C’est une Letitia Wright pensive que je retrouve sur un banc, dans un parc au bord de la Tamise, par une journée claire. Elle vient d’assister à la première projection de son dernier projet, Small Axe, une mini-série constituée de cinq films du cinéaste oscarisé Steve McQueen, sur les Britanniques noirs des années 60, 70 et 80. « J’essaie encore de l’analyser. C’est spécial », dit-elle, en regardant l’eau.

Letitia est également à l’affiche de Mort sur le Nil, la deuxième adaptation sur grand écran du livre d’Agatha Christie, réalisée par Kenneth Branagh. Elle y incarne le rôle de Rosalie et joue aux côtés d’un casting d’exception qui comprend notamment Gal Gadot, Emma Mackey et Armie Hammer. Elle se montre très enthousiaste à ce sujet, bien sûr, mais reconnaît avoir eu une tout autre connexion avec Small Axe pendant le tournage. « Je me suis immédiatement sentie dans mon élément, vous comprenez ? Entendre le jargon que l’on a l’habitude d’entendre dans sa propre maison, la façon de s’habiller, d’interagir… C’était beau à voir. »

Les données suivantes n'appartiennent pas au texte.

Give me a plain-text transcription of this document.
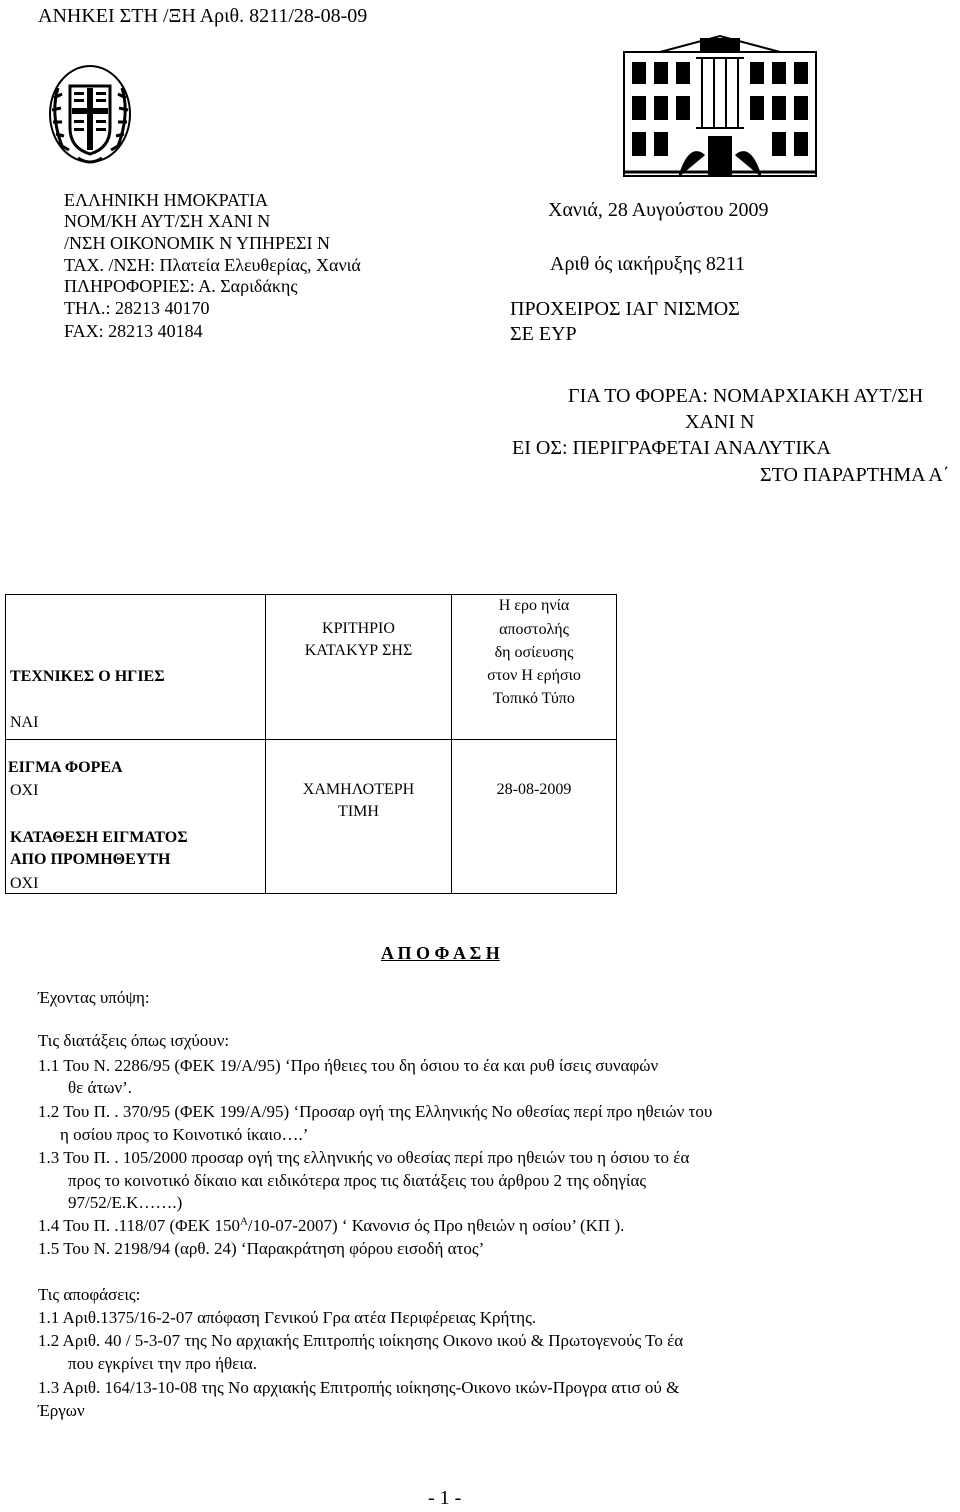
ΑΝΗΚΕΙ ΣΤΗ /ΞΗ Αριθ. 8211/28-08-09
ΕΛΛΗΝΙΚΗ ΗΜΟΚΡΑΤΙΑ
ΝΟΜ/ΚΗ ΑΥΤ/ΣΗ ΧΑΝΙ Ν
/ΝΣΗ ΟΙΚΟΝΟΜΙΚ Ν ΥΠΗΡΕΣΙ Ν
ΤΑΧ. /ΝΣΗ: Πλατεία Ελευθερίας, Χανιά
ΠΛΗΡΟΦΟΡΙΕΣ: Α. Σαριδάκης
ΤΗΛ.: 28213 40170
FAX: 28213 40184
Χανιά, 28 Αυγούστου 2009
Αριθ ός ιακήρυξης 8211
ΠΡΟΧΕΙΡΟΣ ΙΑΓ ΝΙΣΜΟΣ
ΣΕ ΕΥΡ
ΓΙΑ ΤΟ ΦΟΡΕΑ: ΝΟΜΑΡΧΙΑΚΗ ΑΥΤ/ΣΗ
ΧΑΝΙ Ν
ΕΙ ΟΣ: ΠΕΡΙΓΡΑΦΕΤΑΙ ΑΝΑΛΥΤΙΚΑ
ΣΤΟ ΠΑΡΑΡΤΗΜΑ Α΄
ΤΕΧΝΙΚΕΣ Ο ΗΓΙΕΣ
ΝΑΙ
ΕΙΓΜΑ ΦΟΡΕΑ
ΟΧΙ
ΚΑΤΑΘΕΣΗ ΕΙΓΜΑΤΟΣ
ΑΠΟ ΠΡΟΜΗΘΕΥΤΗ
ΟΧΙ
ΚΡΙΤΗΡΙΟ
ΚΑΤΑΚΥΡ ΣΗΣ
ΧΑΜΗΛΟΤΕΡΗ
ΤΙΜΗ
Η ερο ηνία
αποστολής
δη οσίευσης
στον Η ερήσιο
Τοπικό Τύπο
28-08-2009
Α Π Ο Φ Α Σ Η
Έχοντας υπόψη:
Τις διατάξεις όπως ισχύουν:
1.1 Του Ν. 2286/95 (ΦΕΚ 19/Α/95) ‘Προ ήθειες του δη όσιου το έα και ρυθ ίσεις συναφών
θε άτων’.
1.2 Του Π. . 370/95 (ΦΕΚ 199/Α/95) ‘Προσαρ ογή της Ελληνικής Νο οθεσίας περί προ ηθειών του
η οσίου προς το Κοινοτικό ίκαιο….’
1.3 Του Π. . 105/2000 προσαρ ογή της ελληνικής νο οθεσίας περί προ ηθειών του η όσιου το έα
προς το κοινοτικό δίκαιο και ειδικότερα προς τις διατάξεις του άρθρου 2 της οδηγίας
97/52/Ε.Κ…….)
1.4 Του Π. .118/07 (ΦΕΚ $150^A/10-07-2007$) ‘ Κανονισ ός Προ ηθειών η οσίου’ (ΚΠ ).
1.5 Του Ν. 2198/94 (αρθ. 24) ‘Παρακράτηση φόρου εισοδή ατος’
Τις αποφάσεις:
1.1 Αριθ.1375/16-2-07 απόφαση Γενικού Γρα ατέα Περιφέρειας Κρήτης.
1.2 Αριθ. 40 / 5-3-07 της Νο αρχιακής Επιτροπής ιοίκησης Οικονο ικού & Πρωτογενούς Το έα
που εγκρίνει την προ ήθεια.
1.3 Αριθ. 164/13-10-08 της Νο αρχιακής Επιτροπής ιοίκησης-Οικονο ικών-Προγρα ατισ ού &
Έργων
- 1 -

Née au Guyana, elle s’est installée à Londres avec sa famille à l’âge de sept ans. Elle commence sa carrière avec un rôle secondaire dans la série dramatique britannique Holby City, puis les enchaîne en tant que Britannique, Afro-américaine, et bien sûr, Wakandaise, mais c’est dans Small Axe qu’elle incarne pour la première fois un personnage au parcours si semblable au sien : celui d’Altheia Jones-LeCointe, leader du mouvement Black Panther britannique. Aujourd’hui, vêtue d’un survêtement rose poudré, portant des lunettes à écailles et tenant un cahier sur ses genoux, elle ressemble plus à une étudiante en pause qu’à une activiste acharnée, mais son affinité pour le rôle est toujours aussi évidente. « Je suis tellement habituée à voir les cultures des autres. Maintenant, c’est à leur tour d’être éduqués », affirme-t-elle.

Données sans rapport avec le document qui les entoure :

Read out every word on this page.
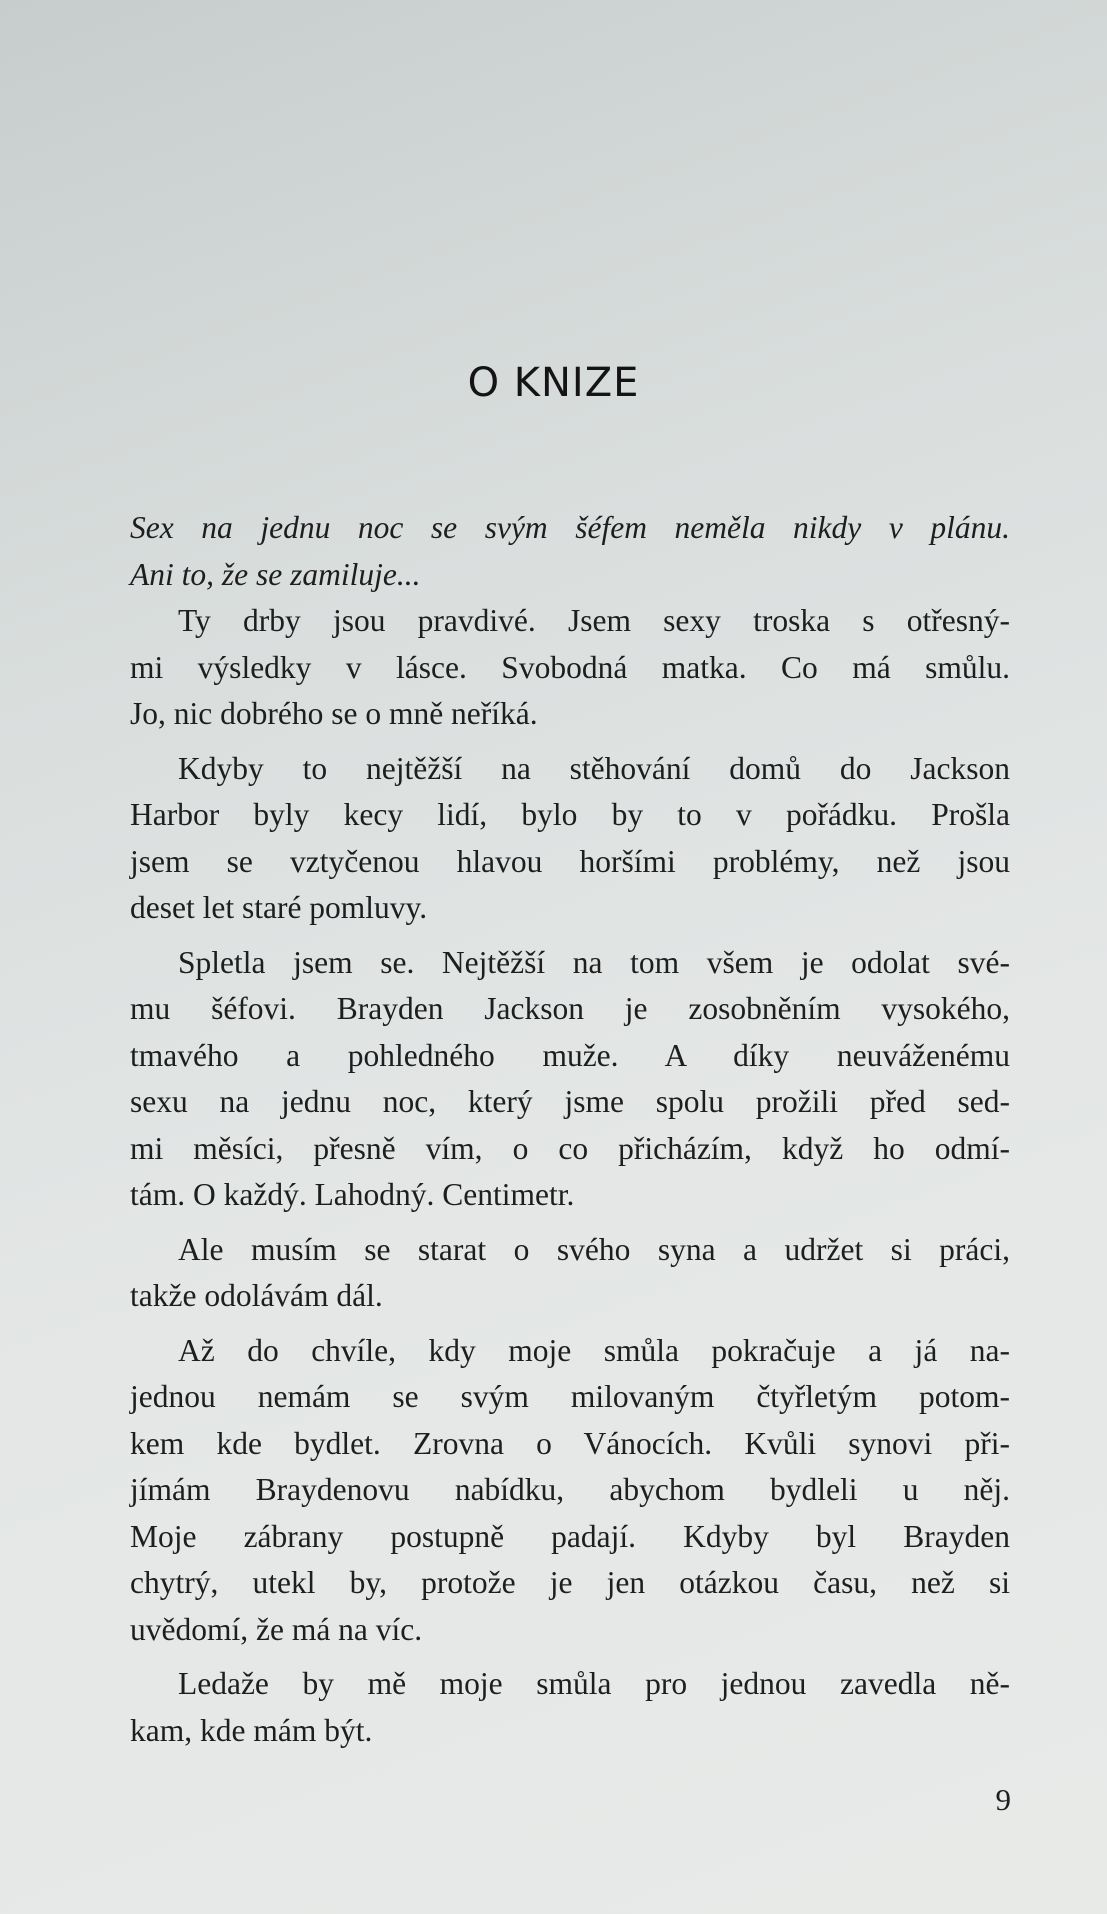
O KNIZE
Sex na jednu noc se svým šéfem neměla nikdy v plánu.
Ani to, že se zamiluje...
Ty drby jsou pravdivé. Jsem sexy troska s otřesný-
mi výsledky v lásce. Svobodná matka. Co má smůlu.
Jo, nic dobrého se o mně neříká.
Kdyby to nejtěžší na stěhování domů do Jackson
Harbor byly kecy lidí, bylo by to v pořádku. Prošla
jsem se vztyčenou hlavou horšími problémy, než jsou
deset let staré pomluvy.
Spletla jsem se. Nejtěžší na tom všem je odolat své-
mu šéfovi. Brayden Jackson je zosobněním vysokého,
tmavého a pohledného muže. A díky neuváženému
sexu na jednu noc, který jsme spolu prožili před sed-
mi měsíci, přesně vím, o co přicházím, když ho odmí-
tám. O každý. Lahodný. Centimetr.
Ale musím se starat o svého syna a udržet si práci,
takže odolávám dál.
Až do chvíle, kdy moje smůla pokračuje a já na-
jednou nemám se svým milovaným čtyřletým potom-
kem kde bydlet. Zrovna o Vánocích. Kvůli synovi při-
jímám Braydenovu nabídku, abychom bydleli u něj.
Moje zábrany postupně padají. Kdyby byl Brayden
chytrý, utekl by, protože je jen otázkou času, než si
uvědomí, že má na víc.
Ledaže by mě moje smůla pro jednou zavedla ně-
kam, kde mám být.
9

« Je suis tellement HABITUÉE à voir les cultures des autres. Maintenant, c’est à LEUR TOUR d’être ÉDUQUÉS »

Blazer en cuir synthétique, Junya Watanabe ; pantalon, Wright Le Chapelain ; débardeur, AGOLDE.

C’est en jouant la célèbre Rosa Parks dans la pièce de théâtre de son école que Letitia s’est engagée pour la première fois sur la voie d’une carrière d’actrice et, comme beaucoup de Britanniques, elle en savait plus sur l’histoire de la lutte contre le racisme en Amérique que dans son pays. « C’est l’une des raisons pour lesquelles je pense que le projet Small Axe est si important. Il existe tant de jeunes, noirs en particulier, qui ne connaissent pas ce qui s’est passé, ni les personnes qui ont pris position ».

Apprendre tout cela pour la première fois à l’âge adulte fut un véritable choc : « Pour moi, le New Cross Fire [ndlr : l’incendie criminel présumé de 1981 qui a tué 13 jeunes Noirs dans le sud-est de Londres] a été… Je suis allée me coucher après avoir lu cela et j’étais vraiment tourmentée. » Elle a évoqué ces sentiments lors d’une rencontre émouvante avec la vraie Altheia Jones-LeCointe, aujourd'hui chercheuse scientifique. « Nous avons pleuré et nous nous sommes tenu la main. Je lui ai promis de faire mon possible pour raconter au mieux qui elle était. »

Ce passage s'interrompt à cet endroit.